When asked how often he has been in the homeless encampments around the Poverello House, Connell said that he has walked through them maybe six times. Connell has worked at Poverello House 16 years and has only walked outside where the encampments (and the homeless) are located, about six times. Homeless people and their allies in the courtroom gasped at the admission. Connell also said he was unaware of current activities in the area because he has just returned from a vacation in Europe.

The level of hostility Connell has against the homeless residents who refuse to subject themselves to the discipline of his Village of Hope became more apparent as he was challenged on his perception of whether or not the homeless are being treated in a compassionate manner by the police. Connell said, "Captain Garner has shown compassion and patience in his work with the homeless. Officer Wallace is exceptionally compassionate."

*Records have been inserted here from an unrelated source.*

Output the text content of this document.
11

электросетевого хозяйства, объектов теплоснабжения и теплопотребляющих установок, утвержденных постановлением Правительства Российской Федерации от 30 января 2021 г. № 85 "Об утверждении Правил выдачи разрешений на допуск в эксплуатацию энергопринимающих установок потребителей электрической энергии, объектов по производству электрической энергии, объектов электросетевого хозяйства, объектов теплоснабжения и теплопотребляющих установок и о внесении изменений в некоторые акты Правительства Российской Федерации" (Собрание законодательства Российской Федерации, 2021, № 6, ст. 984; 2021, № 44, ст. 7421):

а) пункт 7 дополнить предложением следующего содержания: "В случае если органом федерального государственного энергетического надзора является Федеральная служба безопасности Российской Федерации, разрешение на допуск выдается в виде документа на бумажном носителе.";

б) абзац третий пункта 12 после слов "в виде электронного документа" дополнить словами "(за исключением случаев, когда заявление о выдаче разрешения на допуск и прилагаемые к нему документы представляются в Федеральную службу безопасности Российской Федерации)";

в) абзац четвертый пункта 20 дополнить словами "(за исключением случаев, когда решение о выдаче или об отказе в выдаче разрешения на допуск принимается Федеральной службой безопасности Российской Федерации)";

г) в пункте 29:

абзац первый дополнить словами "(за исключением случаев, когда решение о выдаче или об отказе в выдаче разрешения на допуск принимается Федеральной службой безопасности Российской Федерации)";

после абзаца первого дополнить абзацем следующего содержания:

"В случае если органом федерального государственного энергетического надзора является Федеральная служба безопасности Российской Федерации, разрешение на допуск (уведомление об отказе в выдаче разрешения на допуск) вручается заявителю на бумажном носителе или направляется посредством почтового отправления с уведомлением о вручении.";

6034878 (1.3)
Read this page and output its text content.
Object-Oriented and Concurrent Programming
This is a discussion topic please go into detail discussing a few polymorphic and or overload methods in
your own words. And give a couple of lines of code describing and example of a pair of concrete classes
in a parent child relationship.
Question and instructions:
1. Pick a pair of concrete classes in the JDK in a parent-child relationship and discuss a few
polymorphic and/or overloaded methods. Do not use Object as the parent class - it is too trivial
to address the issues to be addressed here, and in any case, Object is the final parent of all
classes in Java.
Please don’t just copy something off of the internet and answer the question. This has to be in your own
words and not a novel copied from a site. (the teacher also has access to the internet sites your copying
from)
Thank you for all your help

Yet, Connell testified it is compassionate to throw away homeless people's property if they are not present when it is destroyed. ACLU Attorney Michael Risher asked Connell if it would be compassionate to throw away a bicycle that was leaning against a fence. "Yes," was the reply. How about a shopping cart with someone's property inside? "Yes."

During the second day of hearings on November 16, Larry Arce, the CEO of the Rescue Mission, a homeless shelter in downtown Fresno, was called as a witness in support of the city's policy. Arce said that his agency does the same thing. "We clean the street in front of the Rescue Mission every day and throw everything away that is left behind."

When asked if they would throw away someone's property if a homeless person had left it in a cart in front of the mission while they got a meal, Arce said, "if someone leaves their property in front of the Fresno Rescue Mission, they have no sense." Arce said they have thrown away many shopping carts full of homeless people's possessions in the last several years.

The hearings positioned the institutional homeless service providers, such as the Rescue Mission and the Poverello House, as supporters of the city's policy of destroying homeless people's property. Paul Stack, Poverello House facilities manager, said the homeless set up a large encampment on Santa Clara Street, right in front of Poverello House, in 2003/2004. Stack said they received complaints about the encampment from visitors and donors who came to their facility.

Testimony by the homeless community tells a different story. Sandra Thomas said she had her property destroyed on June 22, 2006, after being told it would be safe by Police Officer Rey Wallace. Thomas said she moved her four shopping carts from the west side of E street to the east side because of an impending raid. Thomas asked the homeowner and Officer Wallace if she could safely leave her carts on the public sidewalk in front of a house. She was promised her carts would be safe.

She then left for a short time to take a shower at the Poverello House. When she returned, all but one of her carts were gone, crushed in the back of a garbage truck. Dramatic video of the incident was shown in the courtroom.

The video showed Thomas's cart being picked up by sanitation workers and tossed into the garbage truck. Thomas cried as she told the court what was in the carts. "I lost my ID, my grandmother's diamond wedding ring, Social Security paperwork, clothes, and blankets," she said. Afterwards, "I had no place to sleep, no blankets, and I caught pneumonia."

Doug Deatherage was also affected by the attack on the homeless on June 22. He said he was told on the day of the attack that it would take place. He and his fiancee, Pamela Streeter, gathered all they could and took it to the east side of the street. Deatherage went to the grocery store while Pamela stayed with their possessions.

When he got back, Pamela was crying and everything was gone. Deatherage said, "We lost shoes, clothes, my antique stamp collection, letters and photos from my family, and worst of all, Pamela had an urn with her granddaughter's ashes. We lost everything." Deatherage said the city sanitation workers took their property over Pamela's protest.

Mike Rhodes is the editor of the Community Alliance newspaper in Fresno.